So, we can do some relatively intelligent diffing between python dicts (aka hash maps). We should implement a way to generate a word count distribution for a revision of a page.
E.g.
"This is a content. I have a content." --> { "this": 1, "is": 1, "a": 2, "content": 2 "i": 1, "have" 1 }
Using this, we can get a sense for how unusual a new contribution is.
"This is a content. I have a content." --> "This is a content. Content is this." { "content": 0, "is": 1, "this": 1, "a": -1, "have": -1, "i": -1 }
Using this representation of a word frequency diff, we can detect changes that add new words to the page (probably strongly associated with new meaning) -- e.g. proportional additions and removals. Working with the diff above and comparing to the initial revision, we get the following addition and removal proportions.

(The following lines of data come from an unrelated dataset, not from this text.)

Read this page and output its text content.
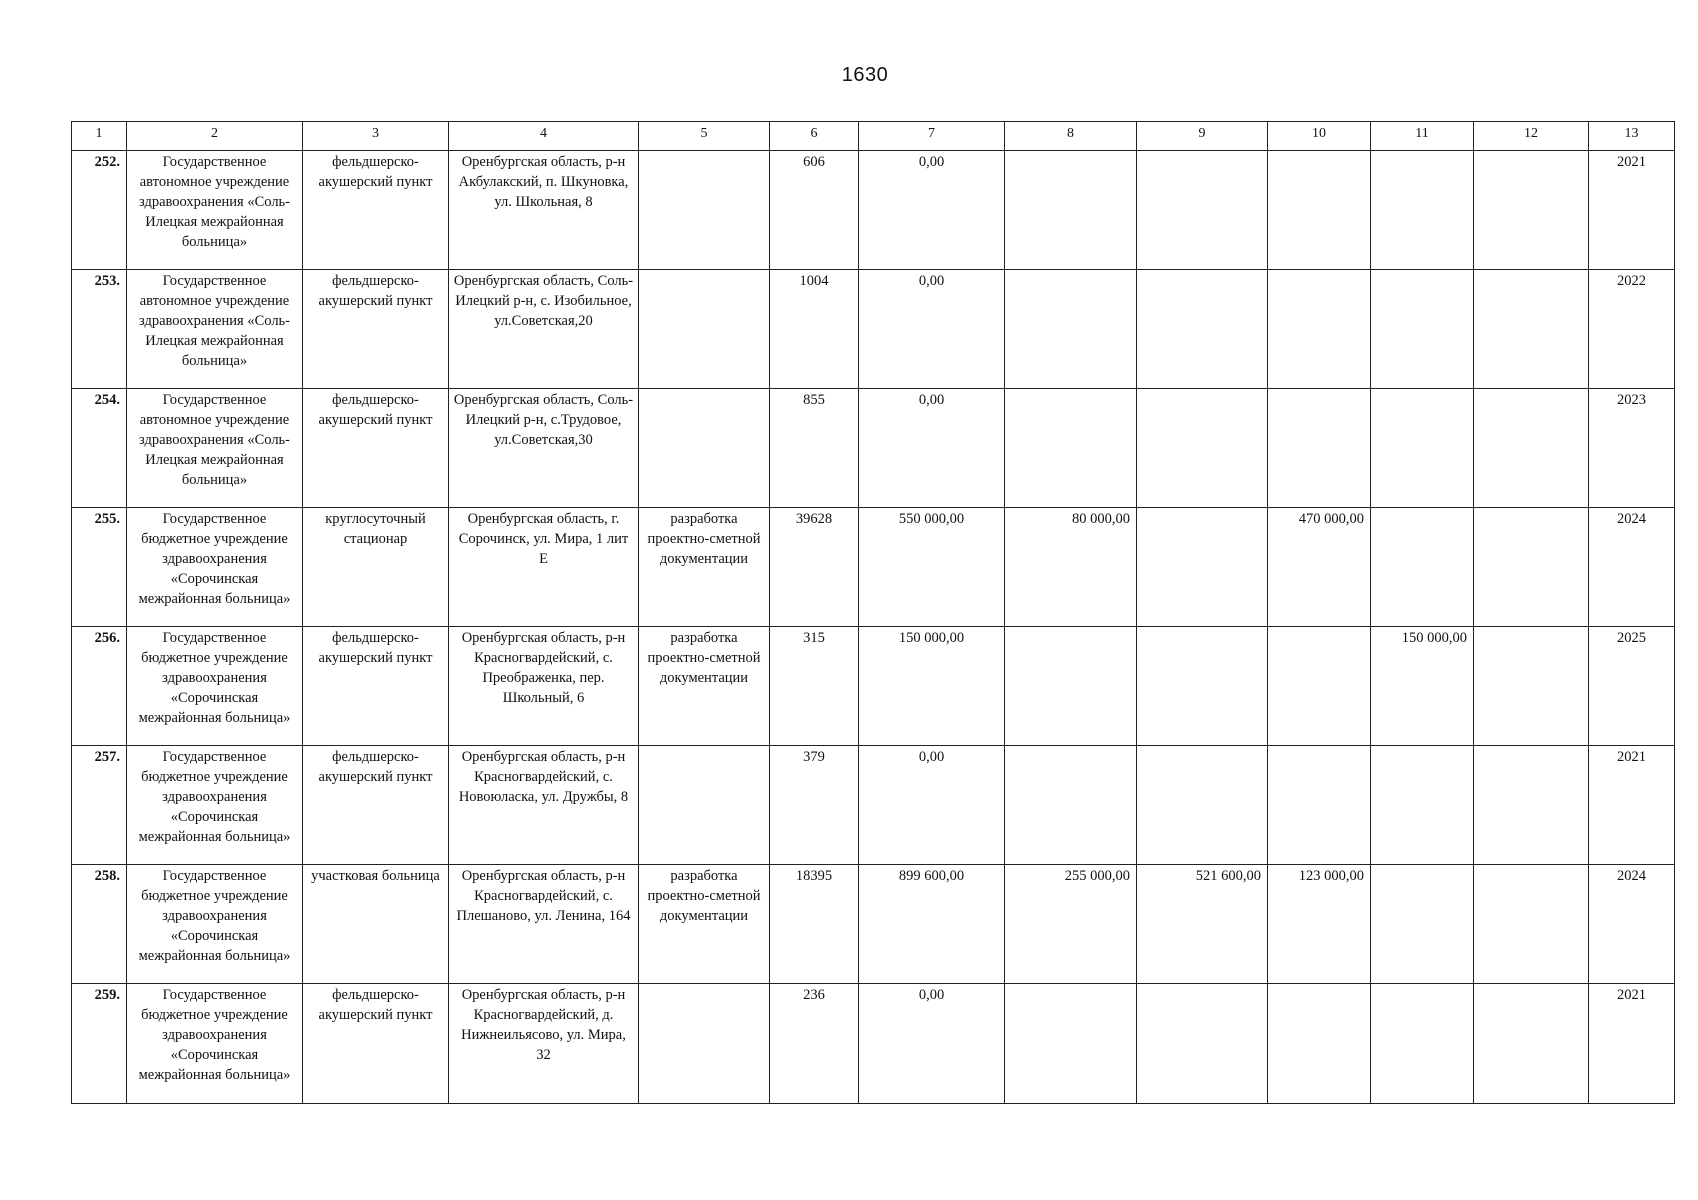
1630
1	2	3	4	5	6	7	8	9	10	11	12	13
252.	Государственное автономное учреждение здравоохранения «Соль-Илецкая межрайонная больница»	фельдшерско-акушерский пункт	Оренбургская область, р-н Акбулакский, п. Шкуновка, ул. Школьная, 8		606	0,00						2021
253.	Государственное автономное учреждение здравоохранения «Соль-Илецкая межрайонная больница»	фельдшерско-акушерский пункт	Оренбургская область, Соль-Илецкий р-н, с. Изобильное, ул.Советская,20		1004	0,00						2022
254.	Государственное автономное учреждение здравоохранения «Соль-Илецкая межрайонная больница»	фельдшерско-акушерский пункт	Оренбургская область, Соль-Илецкий р-н, с.Трудовое, ул.Советская,30		855	0,00						2023
255.	Государственное бюджетное учреждение здравоохранения «Сорочинская межрайонная больница»	круглосуточный стационар	Оренбургская область, г. Сорочинск, ул. Мира, 1 лит Е	разработка проектно-сметной документации	39628	550 000,00	80 000,00		470 000,00			2024
256.	Государственное бюджетное учреждение здравоохранения «Сорочинская межрайонная больница»	фельдшерско-акушерский пункт	Оренбургская область, р-н Красногвардейский, с. Преображенка, пер. Школьный, 6	разработка проектно-сметной документации	315	150 000,00				150 000,00		2025
257.	Государственное бюджетное учреждение здравоохранения «Сорочинская межрайонная больница»	фельдшерско-акушерский пункт	Оренбургская область, р-н Красногвардейский, с. Новоюласка, ул. Дружбы, 8		379	0,00						2021
258.	Государственное бюджетное учреждение здравоохранения «Сорочинская межрайонная больница»	участковая больница	Оренбургская область, р-н Красногвардейский, с. Плешаново, ул. Ленина, 164	разработка проектно-сметной документации	18395	899 600,00	255 000,00	521 600,00	123 000,00			2024
259.	Государственное бюджетное учреждение здравоохранения «Сорочинская межрайонная больница»	фельдшерско-акушерский пункт	Оренбургская область, р-н Красногвардейский, д. Нижнеильясово, ул. Мира, 32		236	0,00						2021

additions: { "is": 1, # +1/1 = increase of 100% "this": 1 # +1/1 = increase of 100% } removals: { "a": -0.5, # -1/2 = decrease of 50% "have": -1, # -1/1 = decrease of 100% "i": -1 # -1/1 = decrease of 100% }
I suspect that this will be particularly valuable for badwords. E.g. if one were to edit the article about a particular curse word (e.g. https://en.wikipedia.org/wiki/Shit), adding a new instance of that curse word to the article would result in a minor proportional change while adding a different curse word would result in a large proportional change.